米国株は最高値を更新する中、インド株は依然、最高値を更新するに至っていない状況です。
今後期待される注目セクターを分析し、値上がりが見込まれる分野を把握することは、インド株に投資する上で重要になってきます。
今回は、インド株で値上がりが期待されるセクターを、海外の投資関連記事を参考に8つ取り上げます。
- 1. 半導体・エレクトロニクス
- 2. 情報技術(IT)・デジタルサービス
- 3. 再生可能エネルギー
- 4. 製造・インフラ関連資源
- 5. 自動車/EV
- 6. 製薬・ライフサイエンス
- 7. インフラ関連・消費
- 8. データセンター・AI・バイオテックなど新興ハイテク領域
- まとめ
1. 半導体・エレクトロニクス
インド政府の「Semicon India」「DLI」「PLI」「ECMS」などの支援策により、半導体関連の人材募集が加速中です。
市場成長を後押しする動きとなっています。
モディ首相は「2025年末に初の国産チップを供給」と表明し、インドが戦略的に半導体製造へ移行する布石を打ちました。
期待のポイント: 巨大な電子製造エコシステムの一翼を担うセミコン関連企業に注目です。
2. 情報技術(IT)・デジタルサービス
アメリカの金利引下げ期待で、米国依存度の高いIT株が上昇傾向。インドITセクターにも追い風です。
ICICI Directや5paisaなどの分析でも、ITとデジタルサービスは「2025年の最速成長セクター」の筆頭に挙げられています。
期待のポイント: クラウド/AI/データ分析などの高付加価値サービスに強い企業が特に注目されます。
3. 再生可能エネルギー
政府目標「2030年までに500GWの非化石燃料発電能力」が掲げられ、ソーラーや風力発電の拡大が続いています。
グリーンエネルギー分野も2025年「最速成長セクター」に選出され、政府の補助や企業投資が厚い支持を受けています。

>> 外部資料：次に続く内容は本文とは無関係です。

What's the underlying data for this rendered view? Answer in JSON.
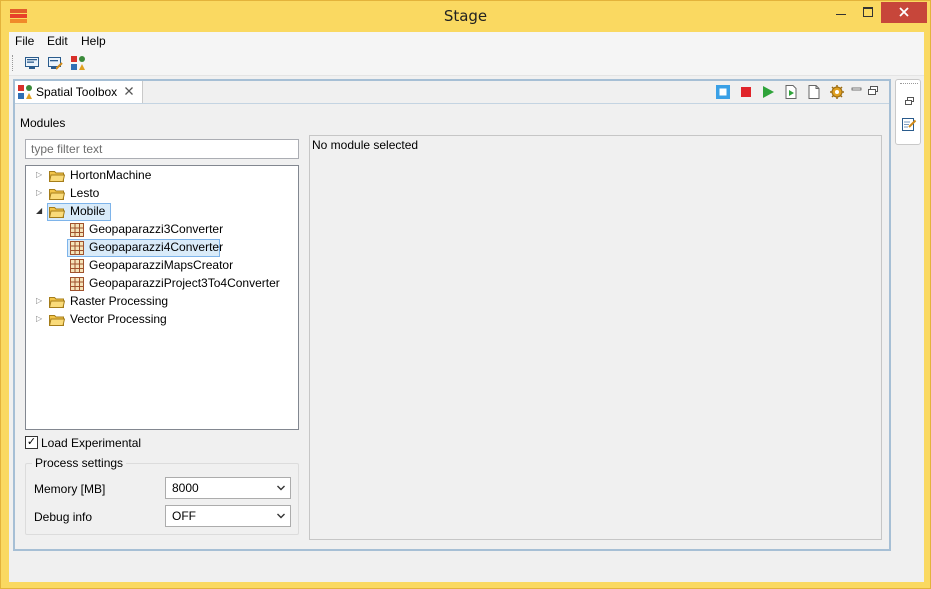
{
  "window": {
    "title": "Stage"
  },
  "menu": [
    "File",
    "Edit",
    "Help"
  ],
  "view": {
    "tab_label": "Spatial Toolbox",
    "modules_label": "Modules",
    "filter_placeholder": "type filter text",
    "tree": [
      {
        "label": "HortonMachine",
        "type": "folder",
        "expanded": false
      },
      {
        "label": "Lesto",
        "type": "folder",
        "expanded": false
      },
      {
        "label": "Mobile",
        "type": "folder",
        "expanded": true,
        "selected": true,
        "children": [
          {
            "label": "Geopaparazzi3Converter",
            "type": "module"
          },
          {
            "label": "Geopaparazzi4Converter",
            "type": "module",
            "selected": true
          },
          {
            "label": "GeopaparazziMapsCreator",
            "type": "module"
          },
          {
            "label": "GeopaparazziProject3To4Converter",
            "type": "module"
          }
        ]
      },
      {
        "label": "Raster Processing",
        "type": "folder",
        "expanded": false
      },
      {
        "label": "Vector Processing",
        "type": "folder",
        "expanded": false
      }
    ],
    "load_experimental": {
      "label": "Load Experimental",
      "checked": true
    },
    "process_settings": {
      "title": "Process settings",
      "memory_label": "Memory [MB]",
      "memory_value": "8000",
      "debug_label": "Debug info",
      "debug_value": "OFF"
    },
    "details_text": "No module selected"
  },
  "colors": {
    "titlebar": "#fad961",
    "close": "#c7463a",
    "view_border": "#a6bfd5",
    "selection": "#d9ebf9"
  }
}
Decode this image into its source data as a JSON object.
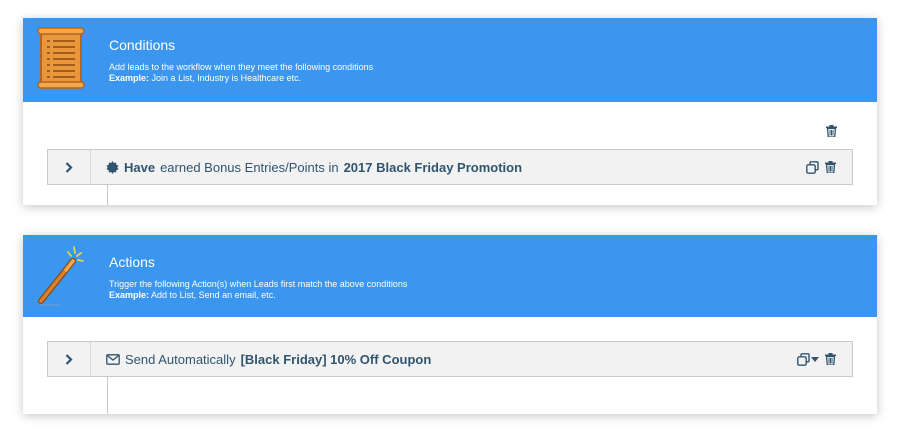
{
  "conditions": {
    "title": "Conditions",
    "description": "Add leads to the workflow when they meet the following conditions",
    "example_label": "Example:",
    "example_text": "Join a List, Industry is Healthcare etc.",
    "icon": "scroll-list-icon",
    "rows": [
      {
        "prefix": "Have",
        "middle": "earned Bonus Entries/Points in",
        "target": "2017 Black Friday Promotion",
        "icon": "badge-icon"
      }
    ]
  },
  "actions": {
    "title": "Actions",
    "description": "Trigger the following Action(s) when Leads first match the above conditions",
    "example_label": "Example:",
    "example_text": "Add to List, Send an email, etc.",
    "icon": "magic-wand-icon",
    "rows": [
      {
        "prefix": "Send Automatically",
        "target": "[Black Friday] 10% Off Coupon",
        "icon": "envelope-icon"
      }
    ]
  },
  "colors": {
    "header_blue": "#3a96ee",
    "text_dark": "#30556f",
    "row_bg": "#f2f2f2"
  }
}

期待のポイント: ESG投資やエネルギーシフトに対する政策支援により、関連銘柄への資金流入が見込まれます。
4. 製造・インフラ関連資源
BHPの見通しによりますと、インドにおける鉄鉱石・コークス炭・農業資材(potash)の需要が急増する見込みです。
特にインフラや製造業の拡大が背景となっています。
また、NIP(National Infrastructure Pipeline)やSmart Citiesなどの政策により、インフラ投資の加速が期待されます。
期待のポイント: 建設・資源を扱う企業は、経済成長の波に乗る可能性あり。
5. 自動車/EV
EV、特に二輪・三輪車、バッテリー関連や充電インフラが急速に拡大。
FAME II政策も追い風です。
期待のポイント: EV市場と関連供給チェーン(バッテリーなど)を抑えている企業が有望です。
6. 製薬・ライフサイエンス
Cohance LifesciencesへのJefferiesの「Buy」評価により、関連株が上昇。
Divi’s、SAI Life なども好調です。
インドは「薬局の世界」として、ジェネリックとAPIの大手供給国。輸出含めて世界市場で重要な地位を占めています。
また「最速成長セクター」のトップにも挙がっており、安定した成長期待が根強いです。
期待のポイント: APIや副作用薬の国外需要が高く、堅実な成長が狙えます。
7. インフラ関連・消費
消費財(FMCG)や小売、ホテル、金融にもGST改革による税負担軽減効果が見込まれます。
また、民間向け都市開発や大量消費市場の拡大とともに、FMCGとリテール需要も加速中です。
期待のポイント: 改革を追い風に、消費関連株やインフラ系株の底堅い動きに注目です。
8. データセンター・AI・バイオテックなど新興ハイテク領域
データセンターは現在950MWの容量があり、2026年に倍増する見込み。市場規模も急成長中。
AI市場は2025年に80億ドル規模へと拡大の見通し、CAGRは40%と高成長。
バイオテックも「バイオ-RIDE」スキームなど政府の支援プログラムにより、2025年には1,500億ドル規模となる見込みです。
期待のポイント: 先端技術・データインフラ・医療イノベーションの成長株は中長期的にも注目です。
まとめ
投資戦略としては、安定性と政策追い風が強い「IT」「製薬」「再エネ」などをコアに据えつつ、成長インパクトの大きい「セミコン」「AI・データ」「EV」へのポジションも併せて分散するアクティブなアプローチが効果的かと思われます。